Significant TR was the strongest predictor of adverse outcomes in our study, which was reported in prior studies. TR is most often the consequence of left-sided cardiac diseases that induce right-sided chamber dilatation, and hemodynamically significant TR can cause significant morbidity and mortality [18, 19]. Although rheumatic TR can occur, secondary TR due to pulmonary hypertension is far more common in patients with rheumatic heart disease. Significant TR can develop over time even after successful PBMV [20]. Sagie et al. studied the association between the presence of TR and immediate and late adverse outcomes in patients undergoing PBMV. They found that the prevalence of significant TR was 31%, and patients undergoing PBMV with significant TR exhibited advanced mitral valve and pulmonary vascular disease, suboptimal immediate results, and poor late outcomes [21]. Another study by Caldas et al. also showed that the prevalence of significant TR was 12.8% in patients with rheumatic MS undergoing PBMV and was independently associated with adverse outcomes [22]. Our study revealed a similar prevalence of significant TR to that reported by Sagie et al., but higher than that reported by Caldas et al. This difference could be attributed to variations in the definition of severity and the assessment methods used in the studies. Nevertheless, significant TR consistently emerges as a strong predictor of adverse outcomes in all studies, including ours.
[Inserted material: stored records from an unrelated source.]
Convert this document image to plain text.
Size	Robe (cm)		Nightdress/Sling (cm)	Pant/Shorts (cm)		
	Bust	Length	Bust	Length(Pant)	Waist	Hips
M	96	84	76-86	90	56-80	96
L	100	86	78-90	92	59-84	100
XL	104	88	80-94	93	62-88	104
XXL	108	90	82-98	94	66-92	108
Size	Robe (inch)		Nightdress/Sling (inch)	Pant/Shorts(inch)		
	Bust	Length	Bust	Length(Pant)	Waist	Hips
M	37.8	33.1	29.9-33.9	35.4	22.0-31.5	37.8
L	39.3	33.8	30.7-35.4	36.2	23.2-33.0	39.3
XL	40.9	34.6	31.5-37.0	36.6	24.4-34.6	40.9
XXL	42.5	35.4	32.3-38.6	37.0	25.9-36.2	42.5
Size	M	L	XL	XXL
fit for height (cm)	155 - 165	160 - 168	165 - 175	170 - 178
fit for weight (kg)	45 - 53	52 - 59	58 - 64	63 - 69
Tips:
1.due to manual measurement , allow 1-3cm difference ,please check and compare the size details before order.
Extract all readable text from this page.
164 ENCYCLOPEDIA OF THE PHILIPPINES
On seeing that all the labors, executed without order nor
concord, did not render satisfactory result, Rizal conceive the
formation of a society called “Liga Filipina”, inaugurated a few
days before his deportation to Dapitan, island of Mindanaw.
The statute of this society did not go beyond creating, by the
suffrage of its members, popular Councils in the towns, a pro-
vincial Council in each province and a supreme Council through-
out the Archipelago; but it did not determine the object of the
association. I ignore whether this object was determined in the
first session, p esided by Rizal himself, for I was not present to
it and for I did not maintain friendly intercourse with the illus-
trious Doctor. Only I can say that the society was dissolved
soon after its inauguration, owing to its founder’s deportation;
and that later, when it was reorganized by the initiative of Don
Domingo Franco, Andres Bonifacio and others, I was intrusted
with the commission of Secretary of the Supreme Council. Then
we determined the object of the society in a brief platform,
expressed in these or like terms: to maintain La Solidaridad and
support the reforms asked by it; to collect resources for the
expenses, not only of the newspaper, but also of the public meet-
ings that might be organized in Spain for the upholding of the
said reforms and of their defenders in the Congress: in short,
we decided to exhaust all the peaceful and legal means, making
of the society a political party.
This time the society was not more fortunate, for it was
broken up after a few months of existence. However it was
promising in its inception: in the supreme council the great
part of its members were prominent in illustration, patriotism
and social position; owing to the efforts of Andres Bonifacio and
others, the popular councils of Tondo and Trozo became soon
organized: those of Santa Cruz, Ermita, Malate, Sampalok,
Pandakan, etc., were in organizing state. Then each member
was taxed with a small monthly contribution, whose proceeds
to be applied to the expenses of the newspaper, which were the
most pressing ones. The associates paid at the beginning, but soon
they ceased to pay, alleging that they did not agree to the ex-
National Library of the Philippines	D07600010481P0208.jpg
Immediate post-PBMV mitral valve area has been associated with long-term outcomes in patients with rheumatic MS undergoing PBMV in prior studies [23, 24]. Our results also showed consistent findings. Significant MR following PMMV is a frequent event, mainly related to commissural splitting, with favorable clinical outcomes [25]. However, patients with damaged central leaflet scallop or subvalvular apparatus had the worst outcomes compared to patients with mild or commissural MR [26]. In our study, although we were unable to classify the severity or mechanism of immediate MR following PBMV, immediate post-PBMV MR still emerged as an independent predictor of adverse outcomes.

The clinical implication of our study is that PBMV in patients with severe MS demonstrated good long-term outcomes with a relatively low rate of adverse outcomes. Most adverse outcomes were mitral valve surgeries, with very low rates of mortality or heart failure. Additionally, our study highlighted significant known predictors of adverse outcomes, such as age, immediate post-PBMV mitral valve area, and immediate post-PBMV MR, as well as an emerging predictor, significant TR, which should be integrated into the care of this patient population.

Limitations

Our study had several limitations. Firstly, the study methodology was retrospective, and therefore, some confounding factors could not be totally eliminated. However, multivariable analysis was performed to the best of our ability. Secondly, the PBMV procedures were performed by experienced operators in a tertiary center, which may limit generalization. However, the rate of adverse outcomes in our study was comparable to prior studies. Thirdly, we were unable to conduct follow-up echocardiography after discharge, which could be associated with adverse long-term outcomes. Fourthly, we defined the severity of other valvular functions rather than MS using multiple methods, including qualitative and quantitative methods, and were unable to quantify the severity of other valvular functions (e.g., TR) in every patient, which may not be consistent.